How Twitter Broke Its Biggest Story, #WeGotBinLaden
Nearly a year after U.S. Special Forces killed Osama bin Laden, the events of May 1, 2011 remain one of the busiest traffic periods in Twitter history. More than 5,000 tweets were sent per second when Twitter became the first source with news of bin Laden’s death. But how did the news break and quickly spread across the Twittersphere?
A team of Georgia Tech researchers, together with colleagues at Microsoft Research Asia and University of California-Davis, looked at more than 600,000 tweets for answers. By analyzing tweets sent during a two-hour time frame beginning just minutes before the first rumor, they found that opinion leaders and celebrities played key roles. Their data also shows that the Twitterverse was overwhelmingly convinced the news of bin Laden’s death was true, even before it was confirmed on television.

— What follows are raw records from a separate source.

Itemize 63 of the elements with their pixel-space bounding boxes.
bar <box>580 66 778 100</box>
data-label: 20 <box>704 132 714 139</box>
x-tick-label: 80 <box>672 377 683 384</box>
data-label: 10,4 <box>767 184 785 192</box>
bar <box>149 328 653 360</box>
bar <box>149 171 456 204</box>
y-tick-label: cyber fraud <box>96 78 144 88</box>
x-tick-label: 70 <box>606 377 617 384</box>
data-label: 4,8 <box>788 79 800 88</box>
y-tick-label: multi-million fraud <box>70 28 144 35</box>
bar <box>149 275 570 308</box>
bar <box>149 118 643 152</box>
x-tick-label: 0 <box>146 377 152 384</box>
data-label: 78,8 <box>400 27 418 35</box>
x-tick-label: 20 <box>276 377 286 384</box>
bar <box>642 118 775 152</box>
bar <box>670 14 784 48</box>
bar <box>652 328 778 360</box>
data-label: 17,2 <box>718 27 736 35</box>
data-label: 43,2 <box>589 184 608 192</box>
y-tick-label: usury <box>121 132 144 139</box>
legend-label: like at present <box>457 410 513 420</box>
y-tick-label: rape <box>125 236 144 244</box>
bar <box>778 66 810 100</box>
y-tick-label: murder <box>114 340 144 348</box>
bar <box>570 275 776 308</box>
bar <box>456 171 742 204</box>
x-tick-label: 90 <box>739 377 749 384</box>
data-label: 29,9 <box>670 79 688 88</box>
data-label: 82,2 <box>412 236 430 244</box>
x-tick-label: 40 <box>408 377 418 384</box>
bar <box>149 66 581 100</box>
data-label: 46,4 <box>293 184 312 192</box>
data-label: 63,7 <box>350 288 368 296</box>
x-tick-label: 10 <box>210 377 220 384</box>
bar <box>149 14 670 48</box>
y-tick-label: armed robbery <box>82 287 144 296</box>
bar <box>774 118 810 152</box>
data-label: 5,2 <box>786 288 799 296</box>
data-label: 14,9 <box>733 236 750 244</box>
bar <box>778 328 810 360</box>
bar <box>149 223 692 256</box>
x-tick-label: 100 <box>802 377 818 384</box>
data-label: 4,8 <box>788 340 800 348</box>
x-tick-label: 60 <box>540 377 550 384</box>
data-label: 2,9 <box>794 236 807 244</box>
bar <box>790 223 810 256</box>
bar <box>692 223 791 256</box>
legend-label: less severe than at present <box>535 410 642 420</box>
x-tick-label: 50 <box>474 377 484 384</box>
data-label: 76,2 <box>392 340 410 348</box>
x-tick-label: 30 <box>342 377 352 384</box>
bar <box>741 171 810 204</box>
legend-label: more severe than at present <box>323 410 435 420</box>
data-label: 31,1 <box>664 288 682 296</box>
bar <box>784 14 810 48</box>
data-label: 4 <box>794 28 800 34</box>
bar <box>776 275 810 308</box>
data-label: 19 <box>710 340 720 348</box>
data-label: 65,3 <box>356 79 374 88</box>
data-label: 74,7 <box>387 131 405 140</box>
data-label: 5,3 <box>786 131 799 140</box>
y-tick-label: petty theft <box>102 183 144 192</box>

The study confirms the widely held belief that Keith Urbahn (@keithurbahn), an aide to former Secretary of Defense Donald Rumsfeld, was indeed the first person to break the news on Twitter. His tweet was sent at 10:24 p.m. Eight minutes later, a CBS producer (@jacksonjk) tweeted her own confirmation. When a reporter with The New York Times (@brianstelter) retweeted both reports, the news began to spread more widely.
“Rumors spreading on Twitter is one thing,” said Mengdie Hu, a Ph.D. candidate in the School of Interactive Computing who led the study. “Determining if they are true is another, especially in this era of social media and the rush to break news.”